Sembra di rivedere sempre lo stesso film. Mesi di interminabili silenzi e attese, quando sarebbe stato necessario pianificare una stagione più serena. Ripartenze tardive, con rose rivoluzionate e budget risicati, tra i più bassi dell’intera serie C, evidentemente inadeguati per assicurarsi una salvezza dignitosa e alzare magari lo sguardo verso traguardi più ambiziosi.

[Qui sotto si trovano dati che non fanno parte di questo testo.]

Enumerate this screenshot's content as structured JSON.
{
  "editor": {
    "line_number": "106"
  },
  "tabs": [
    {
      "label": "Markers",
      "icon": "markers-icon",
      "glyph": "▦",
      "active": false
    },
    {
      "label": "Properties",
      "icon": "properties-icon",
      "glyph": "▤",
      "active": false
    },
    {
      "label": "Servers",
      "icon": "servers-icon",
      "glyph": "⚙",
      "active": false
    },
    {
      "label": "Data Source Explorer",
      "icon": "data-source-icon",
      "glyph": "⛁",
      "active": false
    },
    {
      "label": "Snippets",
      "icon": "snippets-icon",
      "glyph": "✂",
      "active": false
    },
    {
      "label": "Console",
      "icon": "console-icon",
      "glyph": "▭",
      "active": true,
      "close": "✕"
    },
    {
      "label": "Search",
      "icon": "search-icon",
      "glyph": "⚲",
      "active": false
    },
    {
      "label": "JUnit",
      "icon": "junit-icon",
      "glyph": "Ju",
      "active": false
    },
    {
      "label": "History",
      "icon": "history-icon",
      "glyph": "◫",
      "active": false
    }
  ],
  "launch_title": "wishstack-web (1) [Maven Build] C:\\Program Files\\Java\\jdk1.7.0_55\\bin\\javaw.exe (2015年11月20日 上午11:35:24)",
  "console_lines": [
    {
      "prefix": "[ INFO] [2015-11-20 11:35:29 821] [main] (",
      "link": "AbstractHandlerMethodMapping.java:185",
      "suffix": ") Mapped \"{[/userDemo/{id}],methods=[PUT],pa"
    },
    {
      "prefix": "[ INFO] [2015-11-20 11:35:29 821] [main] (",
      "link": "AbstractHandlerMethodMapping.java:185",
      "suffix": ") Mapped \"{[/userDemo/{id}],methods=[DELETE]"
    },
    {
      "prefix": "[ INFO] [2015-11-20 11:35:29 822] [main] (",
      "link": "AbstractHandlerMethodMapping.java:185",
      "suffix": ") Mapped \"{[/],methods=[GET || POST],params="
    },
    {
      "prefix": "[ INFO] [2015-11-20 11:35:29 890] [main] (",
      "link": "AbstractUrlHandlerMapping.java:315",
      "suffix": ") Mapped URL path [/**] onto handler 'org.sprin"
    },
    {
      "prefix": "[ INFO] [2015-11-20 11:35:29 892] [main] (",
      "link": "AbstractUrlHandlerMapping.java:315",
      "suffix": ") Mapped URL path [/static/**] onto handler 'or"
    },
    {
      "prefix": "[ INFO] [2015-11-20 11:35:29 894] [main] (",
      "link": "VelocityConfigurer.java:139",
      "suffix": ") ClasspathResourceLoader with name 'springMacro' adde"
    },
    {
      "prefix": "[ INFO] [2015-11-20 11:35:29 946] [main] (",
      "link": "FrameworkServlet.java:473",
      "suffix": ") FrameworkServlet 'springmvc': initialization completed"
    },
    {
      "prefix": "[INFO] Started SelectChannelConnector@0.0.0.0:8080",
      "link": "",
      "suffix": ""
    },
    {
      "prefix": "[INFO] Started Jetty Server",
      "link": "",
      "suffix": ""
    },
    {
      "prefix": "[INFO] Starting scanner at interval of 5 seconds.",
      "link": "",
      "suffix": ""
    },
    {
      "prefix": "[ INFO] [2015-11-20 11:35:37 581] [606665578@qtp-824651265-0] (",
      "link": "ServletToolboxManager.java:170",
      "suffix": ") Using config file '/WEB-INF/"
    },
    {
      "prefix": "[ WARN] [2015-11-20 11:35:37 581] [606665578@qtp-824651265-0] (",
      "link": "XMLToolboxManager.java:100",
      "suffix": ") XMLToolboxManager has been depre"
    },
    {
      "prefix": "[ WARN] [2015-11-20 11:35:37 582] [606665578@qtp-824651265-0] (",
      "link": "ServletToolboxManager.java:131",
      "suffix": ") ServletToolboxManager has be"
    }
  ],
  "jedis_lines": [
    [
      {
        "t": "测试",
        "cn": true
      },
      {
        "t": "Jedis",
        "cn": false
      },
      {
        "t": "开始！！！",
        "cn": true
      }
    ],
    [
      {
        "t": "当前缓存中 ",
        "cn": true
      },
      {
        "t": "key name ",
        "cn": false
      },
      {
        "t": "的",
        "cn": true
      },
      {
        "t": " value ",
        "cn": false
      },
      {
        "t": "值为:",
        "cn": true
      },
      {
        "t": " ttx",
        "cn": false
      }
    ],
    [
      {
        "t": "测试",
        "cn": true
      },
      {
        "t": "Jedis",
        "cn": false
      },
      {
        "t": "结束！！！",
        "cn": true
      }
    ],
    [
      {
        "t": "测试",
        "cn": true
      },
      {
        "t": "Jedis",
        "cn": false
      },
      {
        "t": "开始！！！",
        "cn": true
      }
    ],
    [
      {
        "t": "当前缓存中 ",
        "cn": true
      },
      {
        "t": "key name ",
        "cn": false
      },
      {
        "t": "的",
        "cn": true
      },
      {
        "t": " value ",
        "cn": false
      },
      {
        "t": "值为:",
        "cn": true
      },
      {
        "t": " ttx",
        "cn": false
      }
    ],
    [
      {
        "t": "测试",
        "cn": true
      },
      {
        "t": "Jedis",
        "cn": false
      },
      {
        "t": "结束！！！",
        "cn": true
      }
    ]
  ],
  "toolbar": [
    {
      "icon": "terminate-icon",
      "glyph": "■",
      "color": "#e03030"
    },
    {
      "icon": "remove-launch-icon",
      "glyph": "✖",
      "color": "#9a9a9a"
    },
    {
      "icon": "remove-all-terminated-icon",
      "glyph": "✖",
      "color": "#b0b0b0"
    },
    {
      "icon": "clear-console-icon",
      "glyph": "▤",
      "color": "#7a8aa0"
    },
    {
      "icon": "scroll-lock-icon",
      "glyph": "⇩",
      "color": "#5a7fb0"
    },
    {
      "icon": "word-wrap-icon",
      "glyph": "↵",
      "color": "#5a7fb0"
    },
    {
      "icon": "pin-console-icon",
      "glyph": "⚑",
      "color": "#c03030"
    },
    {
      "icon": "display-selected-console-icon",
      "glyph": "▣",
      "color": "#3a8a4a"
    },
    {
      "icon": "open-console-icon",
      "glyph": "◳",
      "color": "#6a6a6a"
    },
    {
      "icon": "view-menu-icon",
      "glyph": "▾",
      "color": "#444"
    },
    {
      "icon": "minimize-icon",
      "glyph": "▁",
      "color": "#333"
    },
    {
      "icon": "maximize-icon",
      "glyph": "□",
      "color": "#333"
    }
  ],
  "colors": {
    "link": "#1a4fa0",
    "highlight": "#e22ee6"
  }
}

Non basta ripetere che gli investimenti sono in linea con tante altre realtà, anche perché poi a Messina si pagano evidenti difficoltà logistiche e organizzative, con la necessità di peregrinare per un campo di allenamento. Il direttore sportivo Giuseppe Pavone, che come i suoi predecessori ha dovuto incassare tanti rifiuti sul mercato, ha ipotizzato che sarebbe probabilmente utile spostare il quartier generale in provincia per evitare di disperdere altre energie, mentali e fisiche. Nel frattempo i disagi restano.
La mancanza di acquirenti ritenuti credibili non può giustificare annate in fotocopia, sconfortanti, che hanno allontanato il tifo organizzato e gli appassionati e impongono sempre affannose rincorse, il cui esito è tutt’altro che scontato. Rispetto al recente passato l’aggravante è il clima da contestazione perenne. Un Messina già in crisi d’identità avrebbe bisogno di supporto e invece si gioca in uno stadio semi-vuoto, in silenzio, in cui si sentono cantare soltanto le tifoserie ospiti.
Sulle misteriose (e fantomatiche?) trattative societarie è calato il silenzio. Il presidente Pietro Sciotto si espone di rado e nell’ultima intervista evocò il sogno playoff. Da allora invece non si è più vinto, proprio come era accaduto negli anni precedenti, in cui le aspettative estive sono sempre evaporate alla prova del campo, azzerando l’entusiasmo. Si è deciso di sfidare la sorte puntando su tanti esordienti nella categoria e il campionato sta puntualmente presentando il conto.
All’orizzonte c’è l’ennesimo girone di andata chiuso in fondo alla graduatoria, con la necessità di correggere la rotta nei mesi successivi, con un mercato corposo. Non è detto però che le ciambelle abbiano sempre il buco. I miracoli già concretizzatisi in tre occasioni potrebbero non essere ripetuti, anche perché l’ambiente non è mai stato così distaccato e disilluso. Da otto anni la proprietà del Messina ripete testardamente gli stessi errori ed è insofferente nei confronti di chi aveva temuto in tempo utile che l’epilogo sarebbe stato lo stesso.
Probabilmente ha poco senso prendersela con chi cerca comunque di dare il massimo. Il difensore Francesco Rizzo ha analizzato con franchezza gli svarioni difensivi di un gruppo che prova a galleggiare in un contesto lontano anni luce dalla partecipazione di un passato lontanissimo, che è comunque complicato rievocare per una città che nel frattempo ha perso oltre 30mila abitanti e tanti potenziali investitori.
Contro la Cavese sembrava avere portato qualche beneficio il ritorno alla difesa a tre, che si era ben disimpegnata a Latina. Dal possibile 2-0 sfiorato da Luciani si è arrivati all’1-1 con una deviazione sfortunata di Marino. Lì è praticamente finita la partita di un Messina irriconoscibile rispetto a quello ammirato a Trapani. Il ritorno alla retroguardia a quattro è coinciso con due reti incassate in modo inaccettabile. Sulla prima è stato addirittura un lancio del portiere Boffelli, uscito palla al piede sulla sua trequarti, a beffare Morleo e compagni, con Krapikas impotente sul tiro di Fella. Incredibile poi lo spazio concesso a Vigliotti da un gruppo evidentemente ancora frastornato dai sei gol incassati ad Avellino.
La difesa alta viene puntalmente punita anche se il problema più che a posizionamenti, moduli e cambi sembra legato all’applicazione che sta scemando e alla qualità evidentemente insufficiente. Il derby di domenica a Catania, contro una squadra che vuole ancora contendere la B al Benevento e agli irpini, un altro appuntamento da brividi, davanti a 20mila spettatori, anche perché gli etnei hanno raccolto un punto in due gare e non possono più sbagliare.
Per l’Acr in dodici giornate sono arrivati appena nove punti, con ben 22 gol al passivo. Gennaio è lontanissimo, come i possibili correttivi. “Deve scattare una scintilla dentro di noi” ha ripetuto Rizzo. L’impressione è che i turni infrasettimanali, proprio come un anno fa, finiscano con l’acuire le lacune di una squadra che paga anche le assenze per infortunio e la penuria di alternative. La disaffezione e il distacco della piazza e lo scoramento per le prime gravi sbandate stanno facendo il resto. Non sarà semplice sterzare.